De laatste maanden heb ik nogal wat preken gelezen en gehoord. Al lezend en luisterend bekroop me een wat ongemakkelijk gevoel. Klinkt de werkelijkheid van het gericht van God nog wel voldoende door in preken? Komen predikanten niet te snel en te gemakkelijk met de troost van het Evangelie?

prof. dr. A. Baars
24 February 2012 16:44Gewijzigd op 14 November 2020 19:33
”Het laatste oordeel” van Fra Angelico (circa 1395-1455). Foto Gemäldegalerie
”Het laatste oordeel” van Fra Angelico (circa 1395-1455). Foto Gemäldegalerie

Tegen deze vragen valt natuurlijk het nodige in te brengen. Zo is het een feit dat het uitmaakt welke preken men hoort of leest. Men kan de preken zo kiezen dat het eigenlijk bij voorbaat al duidelijk is dat er sprake is van een wat eenzijdige blikrichting. Toch heb ik geprobeerd dat zo veel mogelijk te voorkomen.

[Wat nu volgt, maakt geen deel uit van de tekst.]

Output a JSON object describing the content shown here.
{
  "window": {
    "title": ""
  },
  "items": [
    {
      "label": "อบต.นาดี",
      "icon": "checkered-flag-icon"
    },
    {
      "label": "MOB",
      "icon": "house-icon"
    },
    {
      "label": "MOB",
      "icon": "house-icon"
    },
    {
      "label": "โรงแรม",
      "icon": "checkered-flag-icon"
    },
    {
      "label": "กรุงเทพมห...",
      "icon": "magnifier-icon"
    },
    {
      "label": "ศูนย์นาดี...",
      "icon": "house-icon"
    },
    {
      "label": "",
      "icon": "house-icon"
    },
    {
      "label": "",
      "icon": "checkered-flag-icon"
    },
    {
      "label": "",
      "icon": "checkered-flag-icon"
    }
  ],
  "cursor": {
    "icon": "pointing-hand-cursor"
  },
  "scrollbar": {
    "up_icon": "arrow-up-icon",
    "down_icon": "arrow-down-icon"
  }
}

Daarbij dringt zich ook nog een diepere vraag op: moeten zaken als gericht, eeuwig oordeel en hel wel in de prediking ter sprake komen? Het gaat in de zondagse verkondiging toch om de blijde boodschap van het Evangelie? Bovendien horen we nogal eens zeggen dat mensen in de kerk in deze barre en verwarde tijden vooral behoefte hebben aan woorden van troost en bemoediging.

Motieven

Er zijn verschillende motieven waarom de notie van het gericht regelmatig in de prediking aan de orde moet komen. Ik noem de belangrijkste. In de eerste plaats neemt deze notie een vaste plaats in in de prediking van de Heere Jezus en de apostelen.

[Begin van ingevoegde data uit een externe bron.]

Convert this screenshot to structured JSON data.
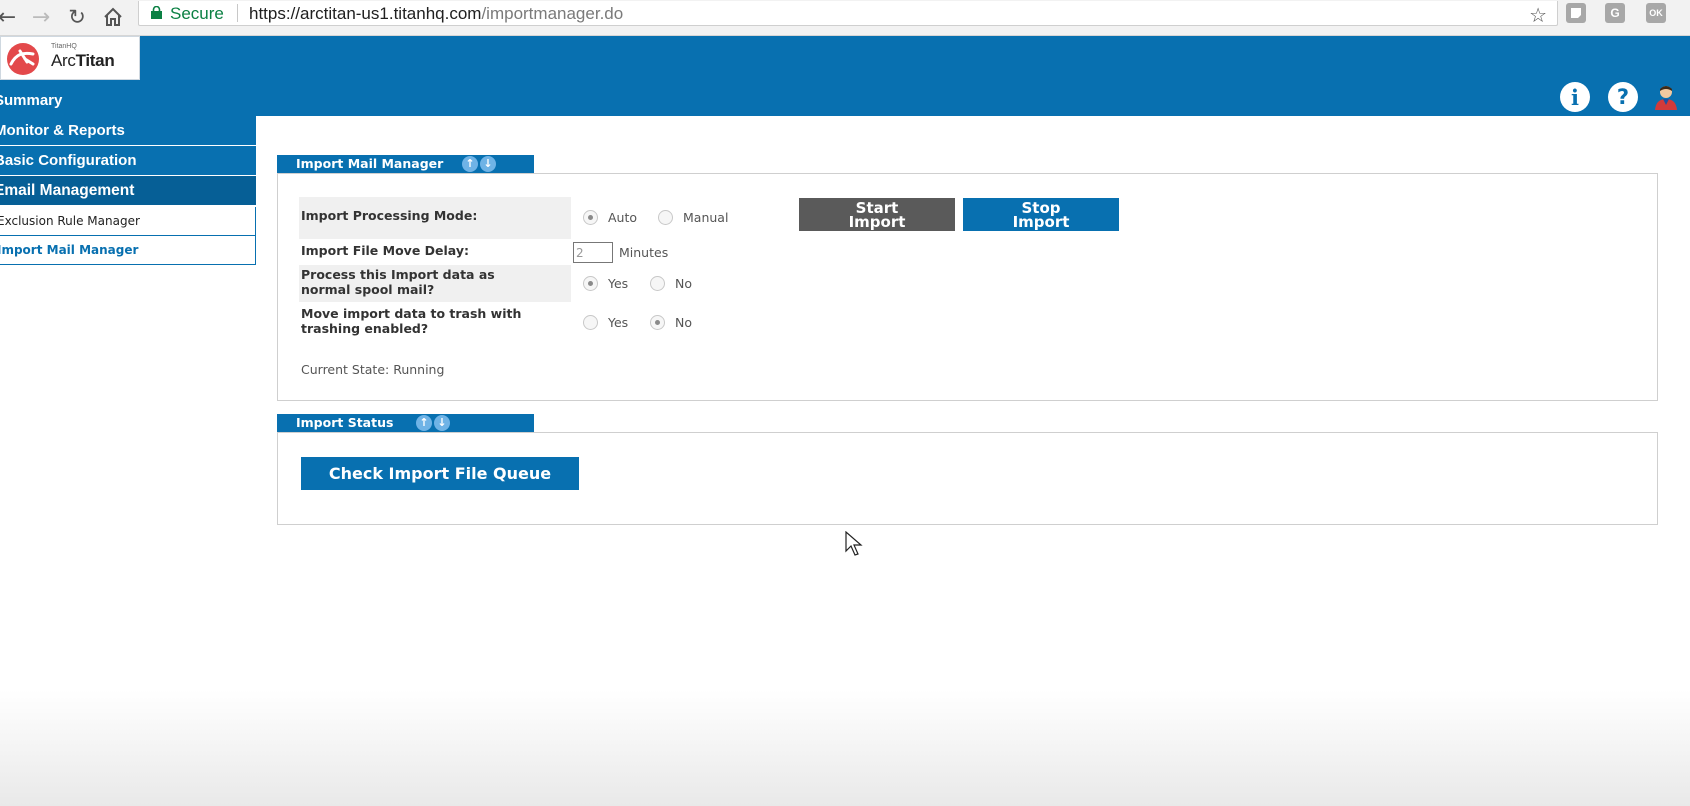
{
  "browser": {
    "secure_label": "Secure",
    "url_host": "https://arctitan-us1.titanhq.com",
    "url_path": "/importmanager.do",
    "extensions": [
      "G",
      "OK"
    ]
  },
  "header": {
    "logo_small": "TitanHQ",
    "logo_brand_light": "Arc",
    "logo_brand_bold": "Titan",
    "info_icon_glyph": "i",
    "help_icon_glyph": "?"
  },
  "sidebar": {
    "items": [
      {
        "label": "Summary"
      },
      {
        "label": "Monitor & Reports"
      },
      {
        "label": "Basic Configuration"
      },
      {
        "label": "Email Management"
      }
    ],
    "sub_items": [
      {
        "label": "Exclusion Rule Manager",
        "active": false
      },
      {
        "label": "Import Mail Manager",
        "active": true
      }
    ]
  },
  "import_mail_manager": {
    "title": "Import Mail Manager",
    "processing_mode": {
      "label": "Import Processing Mode:",
      "options": [
        "Auto",
        "Manual"
      ],
      "selected": "Auto"
    },
    "file_move_delay": {
      "label": "Import File Move Delay:",
      "value": "2",
      "unit": "Minutes"
    },
    "spool_mail": {
      "label_line1": "Process this Import data as",
      "label_line2": "normal spool mail?",
      "options": [
        "Yes",
        "No"
      ],
      "selected": "Yes"
    },
    "trash": {
      "label_line1": "Move import data to trash with",
      "label_line2": "trashing enabled?",
      "options": [
        "Yes",
        "No"
      ],
      "selected": "No"
    },
    "start_button_line1": "Start",
    "start_button_line2": "Import",
    "stop_button_line1": "Stop",
    "stop_button_line2": "Import",
    "current_state": "Current State: Running"
  },
  "import_status": {
    "title": "Import Status",
    "check_queue_button": "Check Import File Queue"
  },
  "colors": {
    "brand_blue": "#0870b0",
    "start_button": "#5a5a5a",
    "arrow_blue": "#6fb3e6"
  }
}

Ruim dertig jaar geleden verscheen een klein, maar inhoudrijk geschrift van de Nederlands-Zuid-Afrikaanse nieuwtestamenticus prof. dr. L. Floor. Het heeft de titel ”Het gericht van God volgens het Nieuwe Testament” (Buijten en Schipperheijn, Amsterdam, 1979). De hoofdstelling van dit boekje is dat het gericht van God een vast bestanddeel uitmaakt van het Evangelie dat aan alle volken verkondigd moet worden. Het is zelfs zo dat we nergens in de gehele Bijbel zo veel horen over de ernst van het gericht en van de eeuwige rampzaligheid als juist in de woorden van de Heere Jezus Zelf. Zover ik kan beoordelen is het rondom dit geschrift van prof. Floor opmerkelijk stil gebleven. Vindt zijn weloverwogen, Bijbelse pleidooi onder de druk van een sterk ‘hoorder­gerichte’ prediking soms te weinig gehoor?

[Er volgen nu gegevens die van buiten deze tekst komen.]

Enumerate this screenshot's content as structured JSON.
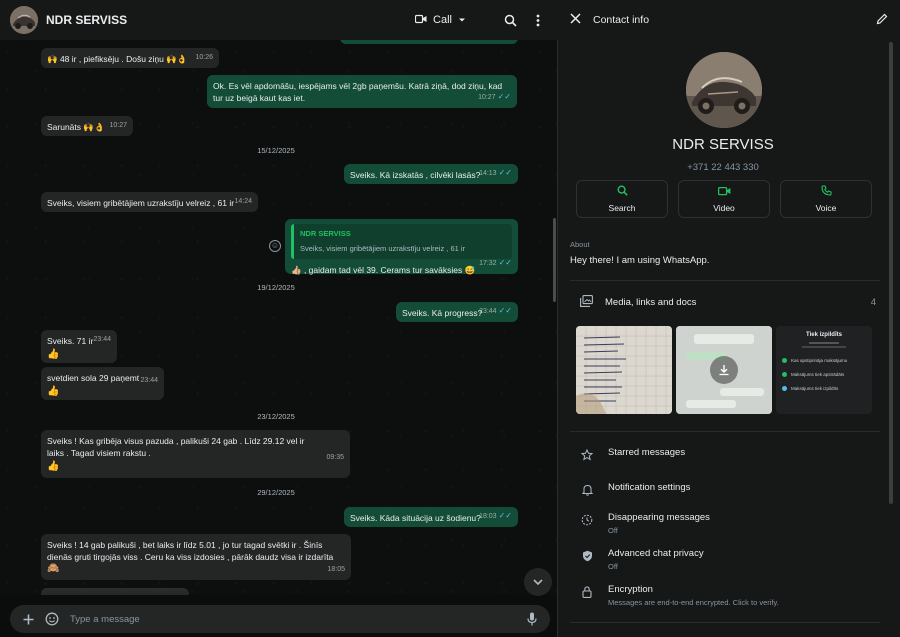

Het tweede motief hangt nauw samen met de eerste notie. Als de prediking van het gericht een onmisbaar bestanddeel is van de nieuwtestamentische prediking, dient zij ook nu nog in de zondagse preken regel­matig aan de orde te komen. Het is een goed reformatorisch beginsel dat het Woord alléén verkondigd dient te worden, maar dat betekent ook dat het Woord gehéél verkondigd dient te worden (vgl. onder andere Hand. 20:26 vv.).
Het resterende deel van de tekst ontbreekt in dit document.